Benchmark Results: Todo App (V1 → V5, 4 agents)

Metric V1 V2 V3 V4 V5
Total Tokens 7.2M 3.9M 14.6M 15.0M 5.7M
PM Tokens 0.3M 0.2M 10.1M 9.8M 1.8M
PM % of Total 4% 5% 69% 65% 32%
Turns 233 164 326 308 216
Duration 47min 13min 10min 9min 14min
Flags (issues) 4 3 5 3 0
Context Bloat (PM) 7.07x 10.56x 6.62x 7.04x 2.84x

Benchmark Results: Classroom Quiz (fully automated loop)

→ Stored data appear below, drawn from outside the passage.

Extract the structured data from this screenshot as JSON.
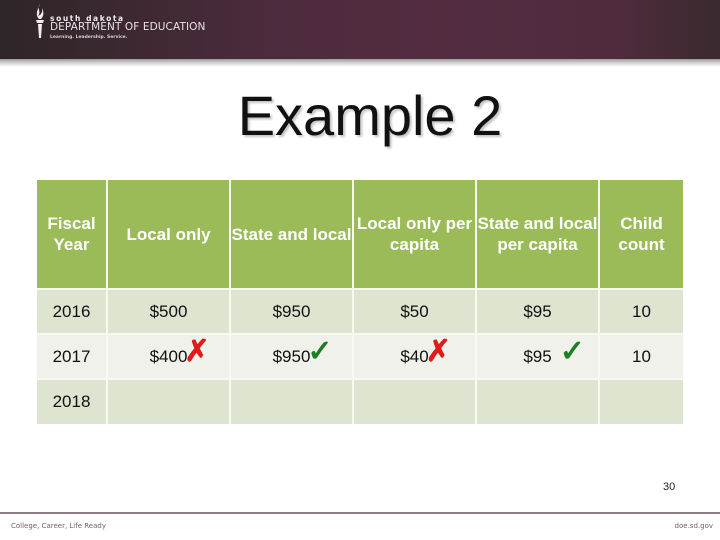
{
  "header": {
    "logo": {
      "icon": "torch-icon",
      "line1": "south dakota",
      "line2": "DEPARTMENT OF EDUCATION",
      "tagline": "Learning. Leadership. Service."
    }
  },
  "slide": {
    "title": "Example 2",
    "page_number": "30"
  },
  "table": {
    "headers": [
      "Fiscal Year",
      "Local only",
      "State and local",
      "Local only per capita",
      "State and local per capita",
      "Child count"
    ],
    "rows": [
      {
        "fiscal_year": "2016",
        "local_only": "$500",
        "state_and_local": "$950",
        "local_only_per_capita": "$50",
        "state_and_local_per_capita": "$95",
        "child_count": "10"
      },
      {
        "fiscal_year": "2017",
        "local_only": "$400",
        "local_only_mark": "✗",
        "state_and_local": "$950",
        "state_and_local_mark": "✓",
        "local_only_per_capita": "$40",
        "local_only_per_capita_mark": "✗",
        "state_and_local_per_capita": "$95",
        "state_and_local_per_capita_mark": "✓",
        "child_count": "10"
      },
      {
        "fiscal_year": "2018",
        "local_only": "",
        "state_and_local": "",
        "local_only_per_capita": "",
        "state_and_local_per_capita": "",
        "child_count": ""
      }
    ],
    "colors": {
      "header_bg": "#9bbb59",
      "row_odd_bg": "#dde4d0",
      "row_even_bg": "#eff1ea",
      "fail_mark": "#e11b1b",
      "pass_mark": "#1d7f24"
    }
  },
  "footer": {
    "left_text": "College, Career, Life Ready",
    "right_text": "doe.sd.gov"
  }
}
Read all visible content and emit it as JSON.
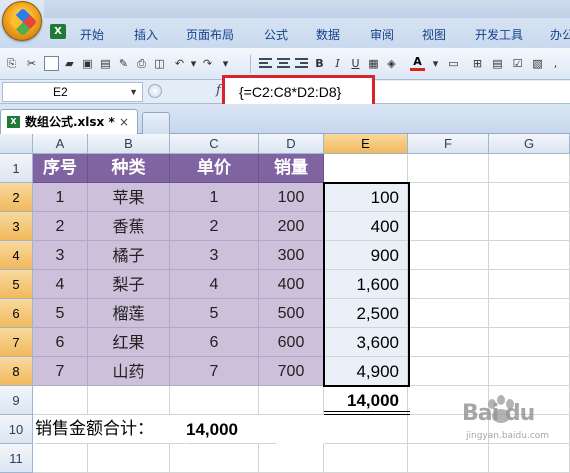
{
  "ribbon": {
    "tabs": [
      "开始",
      "插入",
      "页面布局",
      "公式",
      "数据",
      "审阅",
      "视图",
      "开发工具",
      "办公"
    ]
  },
  "formula_bar": {
    "name_box": "E2",
    "formula": "{=C2:C8*D2:D8}"
  },
  "workbook": {
    "tab_label": "数组公式.xlsx *",
    "close_glyph": "×"
  },
  "sheet": {
    "columns": [
      "A",
      "B",
      "C",
      "D",
      "E",
      "F",
      "G"
    ],
    "rows": [
      "1",
      "2",
      "3",
      "4",
      "5",
      "6",
      "7",
      "8",
      "9",
      "10",
      "11"
    ],
    "headers": [
      "序号",
      "种类",
      "单价",
      "销量"
    ],
    "data": [
      [
        "1",
        "苹果",
        "1",
        "100",
        "100"
      ],
      [
        "2",
        "香蕉",
        "2",
        "200",
        "400"
      ],
      [
        "3",
        "橘子",
        "3",
        "300",
        "900"
      ],
      [
        "4",
        "梨子",
        "4",
        "400",
        "1,600"
      ],
      [
        "5",
        "榴莲",
        "5",
        "500",
        "2,500"
      ],
      [
        "6",
        "红果",
        "6",
        "600",
        "3,600"
      ],
      [
        "7",
        "山药",
        "7",
        "700",
        "4,900"
      ]
    ],
    "total_e9": "14,000",
    "note_label": "销售金额合计：",
    "note_value": "14,000"
  },
  "watermark": {
    "brand": "Bai du",
    "sub": "jingyan.baidu.com"
  },
  "colors": {
    "header_purple": "#8064a2",
    "body_lavender": "#ccc0da",
    "highlight_red": "#d8232a"
  }
}
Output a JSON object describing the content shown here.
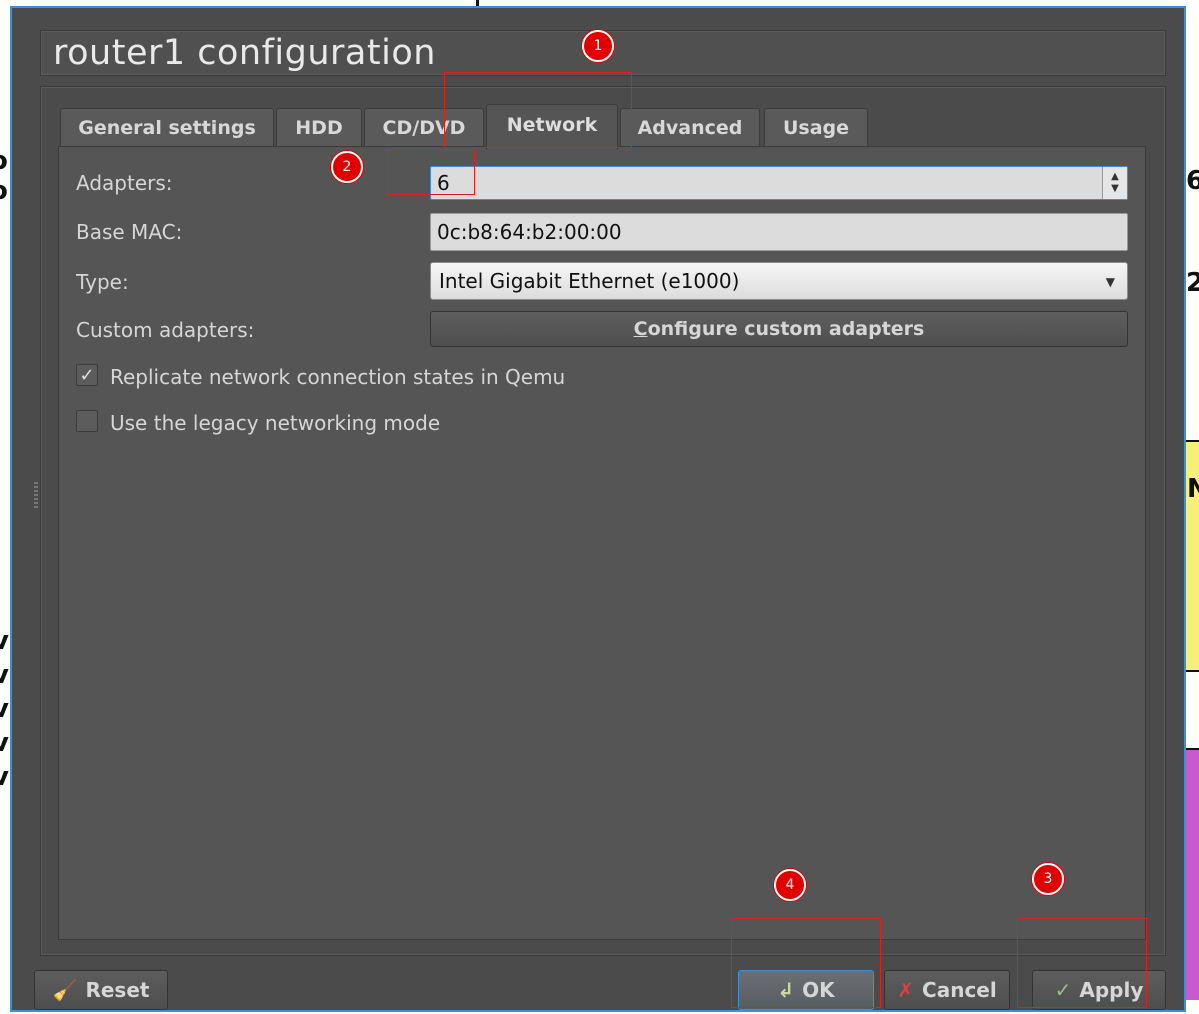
{
  "dialog": {
    "title": "router1 configuration"
  },
  "tabs": [
    {
      "label": "General settings",
      "active": false
    },
    {
      "label": "HDD",
      "active": false
    },
    {
      "label": "CD/DVD",
      "active": false
    },
    {
      "label": "Network",
      "active": true
    },
    {
      "label": "Advanced",
      "active": false
    },
    {
      "label": "Usage",
      "active": false
    }
  ],
  "network": {
    "adapters_label": "Adapters:",
    "adapters_value": "6",
    "base_mac_label": "Base MAC:",
    "base_mac_value": "0c:b8:64:b2:00:00",
    "type_label": "Type:",
    "type_value": "Intel Gigabit Ethernet (e1000)",
    "custom_label": "Custom adapters:",
    "custom_button_underlined": "C",
    "custom_button_rest": "onfigure custom adapters",
    "replicate_label": "Replicate network connection states in Qemu",
    "replicate_checked": true,
    "legacy_label": "Use the legacy networking mode",
    "legacy_checked": false
  },
  "buttons": {
    "reset": "Reset",
    "ok": "OK",
    "cancel": "Cancel",
    "apply": "Apply"
  },
  "annotations": [
    "1",
    "2",
    "3",
    "4"
  ],
  "icons": {
    "reset": "broom-icon",
    "ok": "ok-arrow-icon",
    "cancel": "cancel-x-icon",
    "apply": "checkmark-icon"
  },
  "colors": {
    "accent": "#3d8fd6",
    "dialog_bg": "#4b4b4b",
    "marker_red": "#e10000"
  }
}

Metric V1 (Before) V2 (After Loop) Change
Total Tokens 23.1M 13.8M -40%
PM Tokens ~15.2M ~1.3M -91%
Turns 460 353 -23%
Flags 14 3 -79%
STUB_FILE 8 0 eliminated
Context Bloat (PM) 7.87x 2.84x -64%

What the system learned and built

Iteration Problem Found What Was Built
V1→V2 Hub falsely kills agents during boot; PM writes code Startup grace period (180s); role presets with tool bans
V2→V3 Codex PM ignores prompt constraints (shell_command 4→42x) --disallowedTools CLI enforcement; switched PM to Claude
V3→V4 PM uses Glob to monitor workers; artifacts overwritten to 0 bytes Expanded disallowed tools; 0-byte content rejection at MCP layer
V4→V5 PM polling explodes (28x check_status); stubs pass validation McpRateLimiter (5 calls/60s); CODE_MIN enforcement; post-completion quiesce
CQ V1→V2 8 stub files; PM 66% of tokens on polling Same fixes applied automatically — stubs eliminated, tokens -40%
       23.1M ┤                         * CQ-V1
             │
       15.0M ┤               * V3  * V4
       13.8M ┤                            * CQ-V2
             │
        7.2M ┤  * V1
        5.7M ┤                                  * V5
        3.9M ┤      * V2
             │
           0 ┼──────────────────────────────────────
             V1   V2   V3   V4  CQ1  CQ2   V5

Key insight: Prompt constraints are suggestions. CLI-level enforcement is law. Agents adapt and route around soft limits — the fix must be architectural.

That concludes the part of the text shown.